Manitoba Métis Federation President David Chartrand is planning a consultation tour across the Prairies to gain insight on how Métis '60s Scoop survivors can be compensated and what reconciliation efforts would best help them.

Métis survivors were completely left out of the class-action settlement last October for First Nations and Inuit people. MMF Southwest Region Cabinet Minister Will Goodon says there's actually a silver lining.

"This will give us the opportunity to say exactly what happened to us, exactly what happened to the survivors and families," says Goodon. "The voices of everyone who's affected is going to be captured, so we can present to the federal government and the provinces who were involved in this, that there needs to be some redress of some sort."

Goodon says the consultation process will have to include safe guards, especially when trauma is at the root of things.

"We need to make sure there's safe places for people to talk, and there's going to have to be a very full stature of how this is done," Goodon says. "I know President Chartrand has reached out to some '60s scoop survivors to say 'let's put this together properly and do it well'. The Métis nation is right across the prairies, so there's going to have to be discussion on who and where this is going to be done."

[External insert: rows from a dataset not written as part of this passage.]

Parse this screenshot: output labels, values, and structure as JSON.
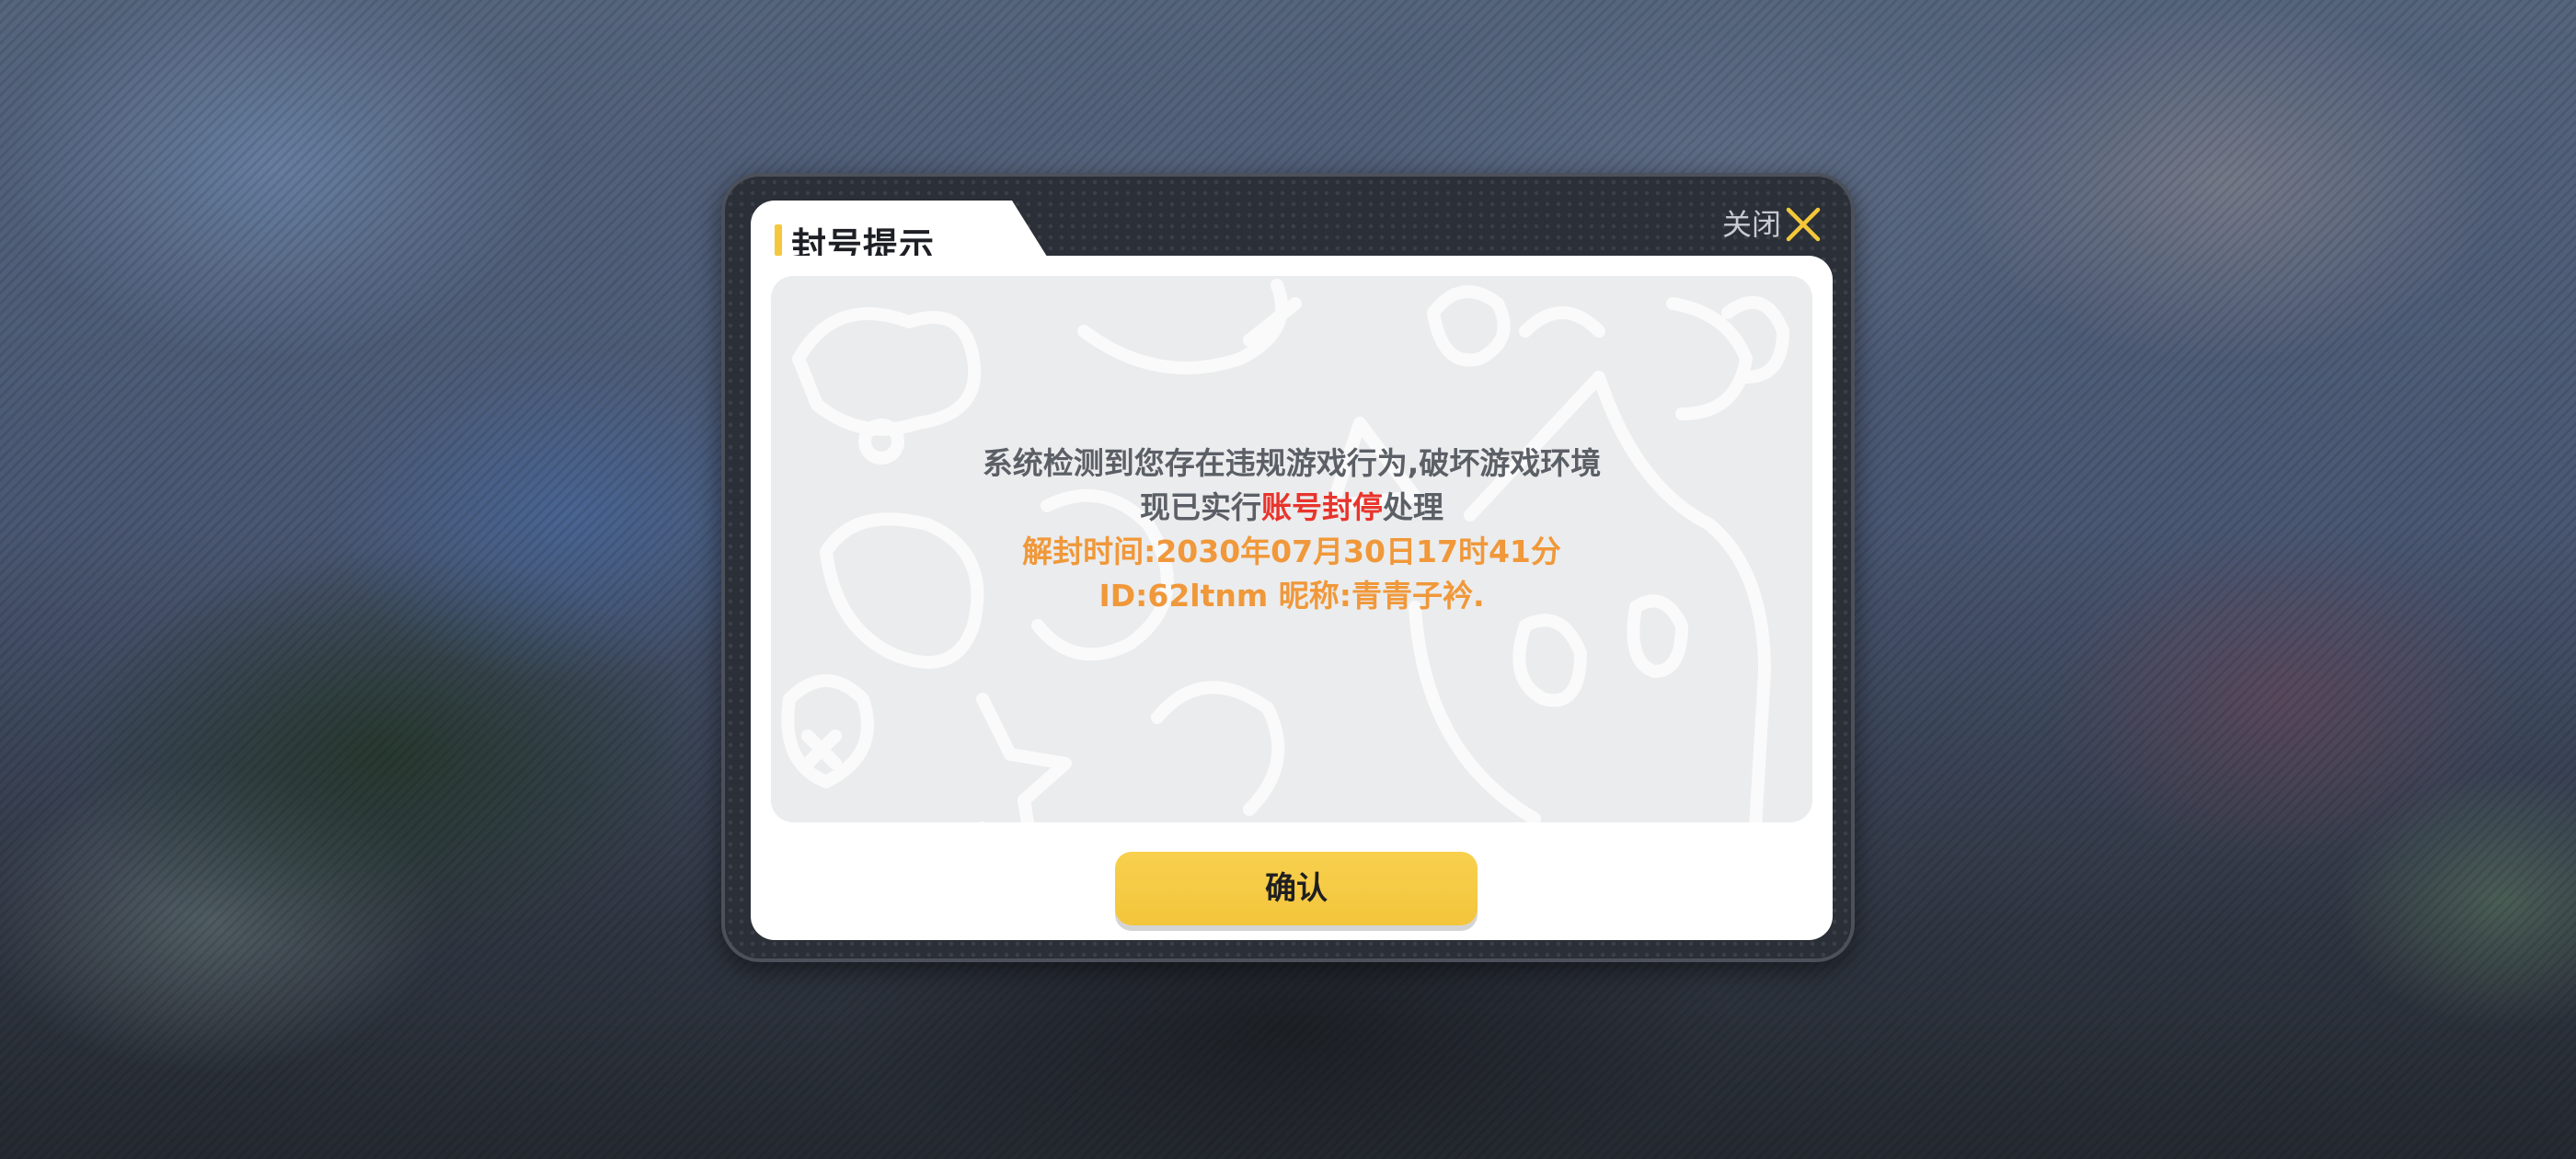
{
  "dialog": {
    "title": "封号提示",
    "close_label": "关闭",
    "message": {
      "line1": "系统检测到您存在违规游戏行为,破坏游戏环境",
      "line2_prefix": "现已实行",
      "line2_highlight": "账号封停",
      "line2_suffix": "处理",
      "unban_label": "解封时间:",
      "unban_time": "2030年07月30日17时41分",
      "id_label": "ID:",
      "id_value": "62ltnm",
      "nickname_label": "昵称:",
      "nickname_value": "青青子衿."
    },
    "confirm_label": "确认"
  },
  "colors": {
    "accent_yellow": "#f4c83a",
    "warning_red": "#e8342c",
    "info_orange": "#f0983a",
    "frame_dark": "#2b2f37"
  },
  "icons": [
    "close-icon"
  ]
}
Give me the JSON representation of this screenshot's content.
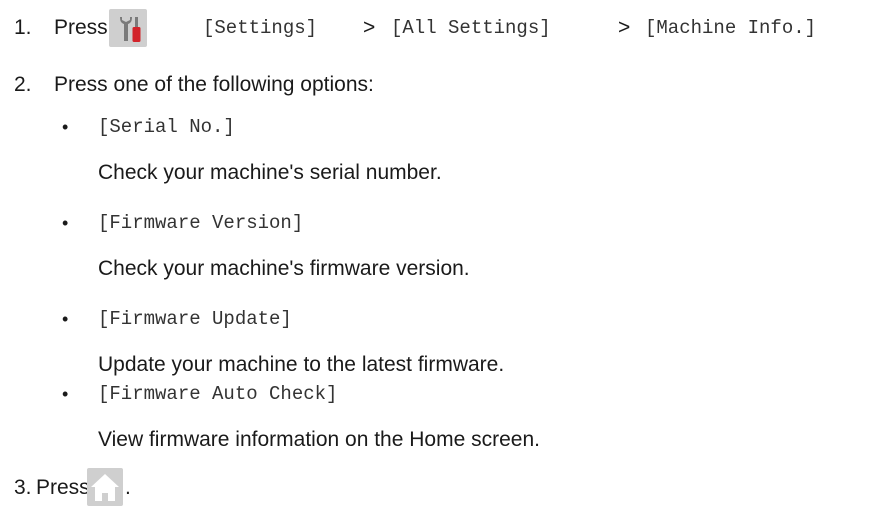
{
  "steps": [
    {
      "number": "1.",
      "press": "Press",
      "menu_path": [
        "[Settings]",
        "[All Settings]",
        "[Machine Info.]"
      ],
      "separator": ">",
      "icon": "settings-tools-icon"
    },
    {
      "number": "2.",
      "text": "Press one of the following options:"
    },
    {
      "number": "3.",
      "press": "Press",
      "end_punctuation": ".",
      "icon": "home-icon"
    }
  ],
  "options": [
    {
      "label": "[Serial No.]",
      "description": "Check your machine's serial number."
    },
    {
      "label": "[Firmware Version]",
      "description": "Check your machine's firmware version."
    },
    {
      "label": "[Firmware Update]",
      "description": "Update your machine to the latest firmware."
    },
    {
      "label": "[Firmware Auto Check]",
      "description": "View firmware information on the Home screen."
    }
  ],
  "bullet_char": "•",
  "colors": {
    "icon_bg": "#cfcfcf",
    "wrench_gray": "#7a7a7a",
    "screwdriver_red": "#d2232a",
    "text": "#1a1a1a"
  }
}
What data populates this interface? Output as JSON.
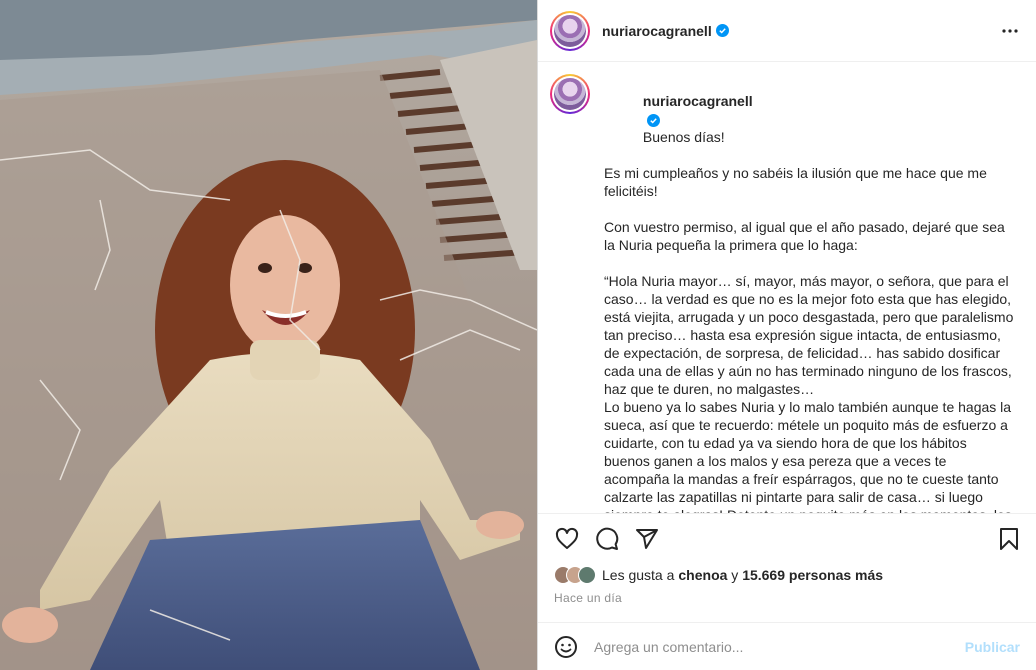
{
  "post": {
    "username": "nuriarocagranell",
    "verified_icon": "verified-badge-icon",
    "more_icon": "more-options-icon"
  },
  "caption": {
    "username": "nuriarocagranell",
    "first_line": "Buenos días!",
    "paragraphs": [
      "Es mi cumpleaños y no sabéis la ilusión que me hace que me felicitéis!",
      "Con vuestro permiso, al igual que el año pasado, dejaré que sea la Nuria pequeña la primera que lo haga:",
      "“Hola Nuria mayor… sí, mayor, más mayor, o señora, que para el caso… la verdad es que no es la mejor foto esta que has elegido, está viejita, arrugada y un poco desgastada, pero que paralelismo tan preciso… hasta esa expresión sigue intacta, de entusiasmo, de expectación, de sorpresa, de felicidad… has sabido dosificar cada una de ellas y aún no has terminado ninguno de los frascos, haz que te duren, no malgastes…\nLo bueno ya lo sabes Nuria y lo malo también aunque te hagas la sueca, así que te recuerdo: mételE un poquito más de esfuerzo a cuidarte, con tu edad ya va siendo hora de que los hábitos buenos ganen a los malos y esa pereza que a veces te acompaña la mandas a freír espárragos, que no te cueste tanto calzarte las zapatillas ni pintarte para salir de casa… si luego siempre te alegras! Detente un poquito más en los momentos, los buenos los saborearás mejor y los malos igual hasta llegas a comprenderlos, no por ir más rápido o pasar por encima te tocan menos o se olvidan…"
    ]
  },
  "actions": {
    "like_icon": "heart-icon",
    "comment_icon": "comment-icon",
    "share_icon": "share-icon",
    "save_icon": "bookmark-icon"
  },
  "likes": {
    "prefix": "Les gusta a ",
    "user": "chenoa",
    "middle": " y ",
    "count": "15.669 personas más"
  },
  "time_ago": "Hace un día",
  "comment": {
    "placeholder": "Agrega un comentario...",
    "publish_label": "Publicar",
    "emoji_icon": "emoji-icon"
  }
}
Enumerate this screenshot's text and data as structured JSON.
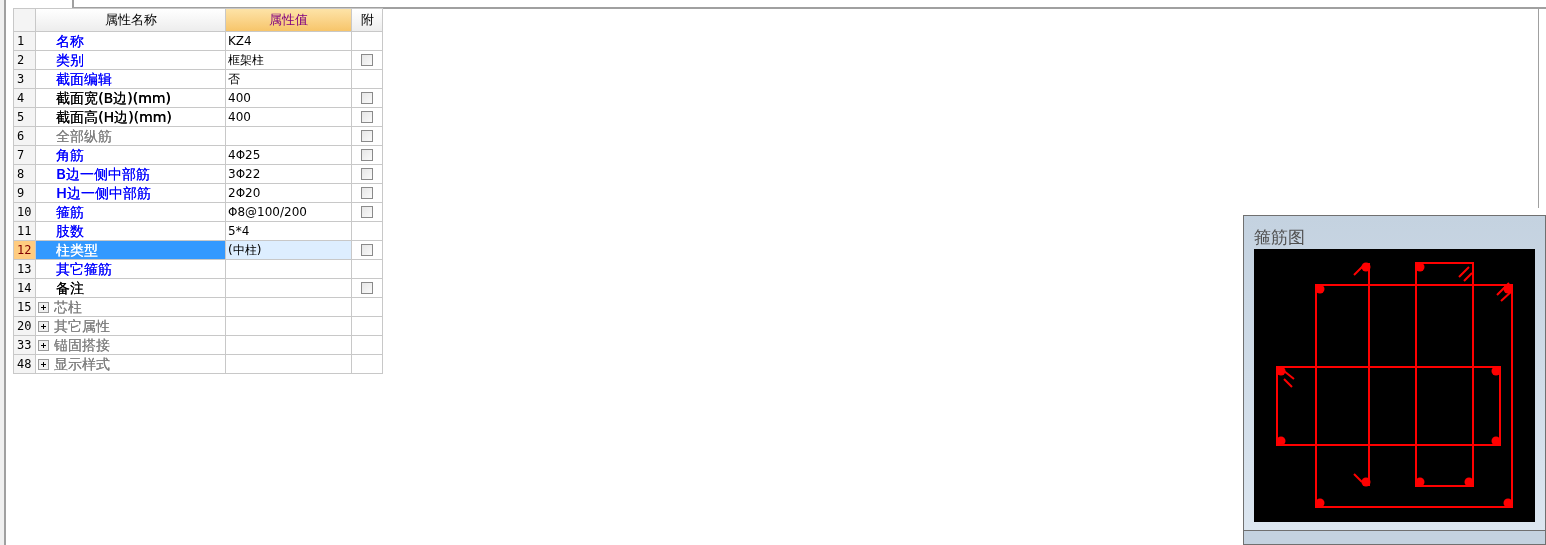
{
  "table": {
    "columns": [
      "属性名称",
      "属性值",
      "附"
    ],
    "rows": [
      {
        "kind": "property",
        "index": "1",
        "name": "名称",
        "color": "#0000ff",
        "value": "KZ4",
        "selected": false
      },
      {
        "kind": "property",
        "index": "2",
        "name": "类别",
        "color": "#0000ff",
        "value": "框架柱",
        "selected": false,
        "checked": false
      },
      {
        "kind": "property",
        "index": "3",
        "name": "截面编辑",
        "color": "#0000ff",
        "value": "否",
        "selected": false
      },
      {
        "kind": "property",
        "index": "4",
        "name": "截面宽(B边)(mm)",
        "color": "#000000",
        "value": "400",
        "selected": false,
        "checked": false
      },
      {
        "kind": "property",
        "index": "5",
        "name": "截面高(H边)(mm)",
        "color": "#000000",
        "value": "400",
        "selected": false,
        "checked": false
      },
      {
        "kind": "property",
        "index": "6",
        "name": "全部纵筋",
        "color": "#808080",
        "selected": false,
        "checked": false
      },
      {
        "kind": "property",
        "index": "7",
        "name": "角筋",
        "color": "#0000ff",
        "value": "4Φ25",
        "selected": false,
        "checked": false
      },
      {
        "kind": "property",
        "index": "8",
        "name": "B边一侧中部筋",
        "color": "#0000ff",
        "value": "3Φ22",
        "selected": false,
        "checked": false
      },
      {
        "kind": "property",
        "index": "9",
        "name": "H边一侧中部筋",
        "color": "#0000ff",
        "value": "2Φ20",
        "selected": false,
        "checked": false
      },
      {
        "kind": "property",
        "index": "10",
        "name": "箍筋",
        "color": "#0000ff",
        "value": "Φ8@100/200",
        "selected": false,
        "checked": false
      },
      {
        "kind": "property",
        "index": "11",
        "name": "肢数",
        "color": "#0000ff",
        "value": "5*4",
        "selected": false
      },
      {
        "kind": "property",
        "index": "12",
        "name": "柱类型",
        "value": "(中柱)",
        "selected": true,
        "checked": false
      },
      {
        "kind": "property",
        "index": "13",
        "name": "其它箍筋",
        "color": "#0000ff",
        "selected": false
      },
      {
        "kind": "property",
        "index": "14",
        "name": "备注",
        "color": "#000000",
        "selected": false,
        "checked": false
      },
      {
        "kind": "group",
        "index": "15",
        "name": "芯柱",
        "color": "#808080",
        "expanded": false,
        "selected": false
      },
      {
        "kind": "group",
        "index": "20",
        "name": "其它属性",
        "color": "#808080",
        "expanded": false,
        "selected": false
      },
      {
        "kind": "group",
        "index": "33",
        "name": "锚固搭接",
        "color": "#808080",
        "expanded": false,
        "selected": false
      },
      {
        "kind": "group",
        "index": "48",
        "name": "显示样式",
        "color": "#808080",
        "expanded": false,
        "selected": false
      }
    ]
  },
  "stirrup_panel": {
    "title": "箍筋图"
  }
}
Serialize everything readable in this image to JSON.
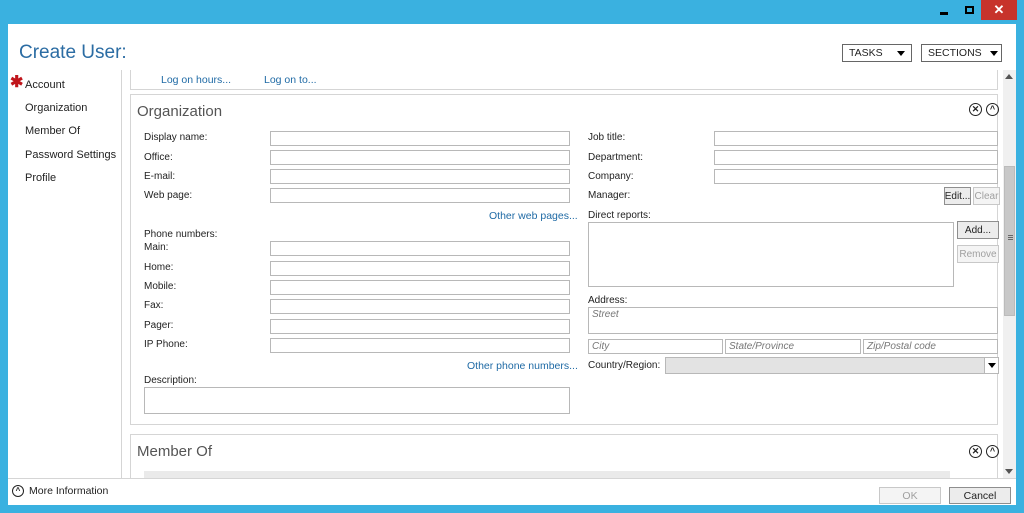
{
  "window": {
    "min_glyph": "minimize-icon",
    "max_glyph": "maximize-icon",
    "close_glyph": "✕",
    "frame_color": "#3ab1e0",
    "close_color": "#c7332b"
  },
  "header": {
    "title": "Create User:",
    "tasks_label": "TASKS",
    "sections_label": "SECTIONS"
  },
  "nav": {
    "items": [
      {
        "label": "Account",
        "required": true
      },
      {
        "label": "Organization"
      },
      {
        "label": "Member Of"
      },
      {
        "label": "Password Settings"
      },
      {
        "label": "Profile"
      }
    ],
    "required_glyph": "✱"
  },
  "account_links": {
    "logon_hours": "Log on hours...",
    "logon_to": "Log on to..."
  },
  "organization": {
    "title": "Organization",
    "close_glyph": "✕",
    "collapse_glyph": "^",
    "left_fields": [
      {
        "label": "Display name:",
        "value": ""
      },
      {
        "label": "Office:",
        "value": ""
      },
      {
        "label": "E-mail:",
        "value": ""
      },
      {
        "label": "Web page:",
        "value": ""
      }
    ],
    "other_web_pages": "Other web pages...",
    "phone_header": "Phone numbers:",
    "phone_fields": [
      {
        "label": "Main:",
        "value": ""
      },
      {
        "label": "Home:",
        "value": ""
      },
      {
        "label": "Mobile:",
        "value": ""
      },
      {
        "label": "Fax:",
        "value": ""
      },
      {
        "label": "Pager:",
        "value": ""
      },
      {
        "label": "IP Phone:",
        "value": ""
      }
    ],
    "other_phone_numbers": "Other phone numbers...",
    "description_label": "Description:",
    "right_fields": [
      {
        "label": "Job title:",
        "value": ""
      },
      {
        "label": "Department:",
        "value": ""
      },
      {
        "label": "Company:",
        "value": ""
      }
    ],
    "manager_label": "Manager:",
    "edit_label": "Edit...",
    "clear_label": "Clear",
    "direct_reports_label": "Direct reports:",
    "add_label": "Add...",
    "remove_label": "Remove",
    "address_label": "Address:",
    "street_placeholder": "Street",
    "city_placeholder": "City",
    "state_placeholder": "State/Province",
    "zip_placeholder": "Zip/Postal code",
    "country_label": "Country/Region:",
    "country_value": ""
  },
  "member_of": {
    "title": "Member Of",
    "close_glyph": "✕",
    "collapse_glyph": "^"
  },
  "footer": {
    "more_info": "More Information",
    "more_info_glyph": "^",
    "ok_label": "OK",
    "cancel_label": "Cancel"
  }
}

Goodon notes the MMF will be working with MMF governments across the prairies to make sure everything is done in a collaborative way, but says at the heart of the issue is the welfare and well-being of the survivors and their families.

If settlements were to result from the consulation tour, Goodon notes Chartrand has stated the MMF will not be taking any percentage of any future settlements.

"Any monies that the MMF negotiates nationally or provincially will go to survivors. He made that very clear on a number of occasions," says Goodon.

The '60s Scoop occurred from 1951 to 1991 when provincial child-welfare authorities removed thousands of Indigenous children from their families, and under federal jurisdiction, they were placed with non-Indigenous families.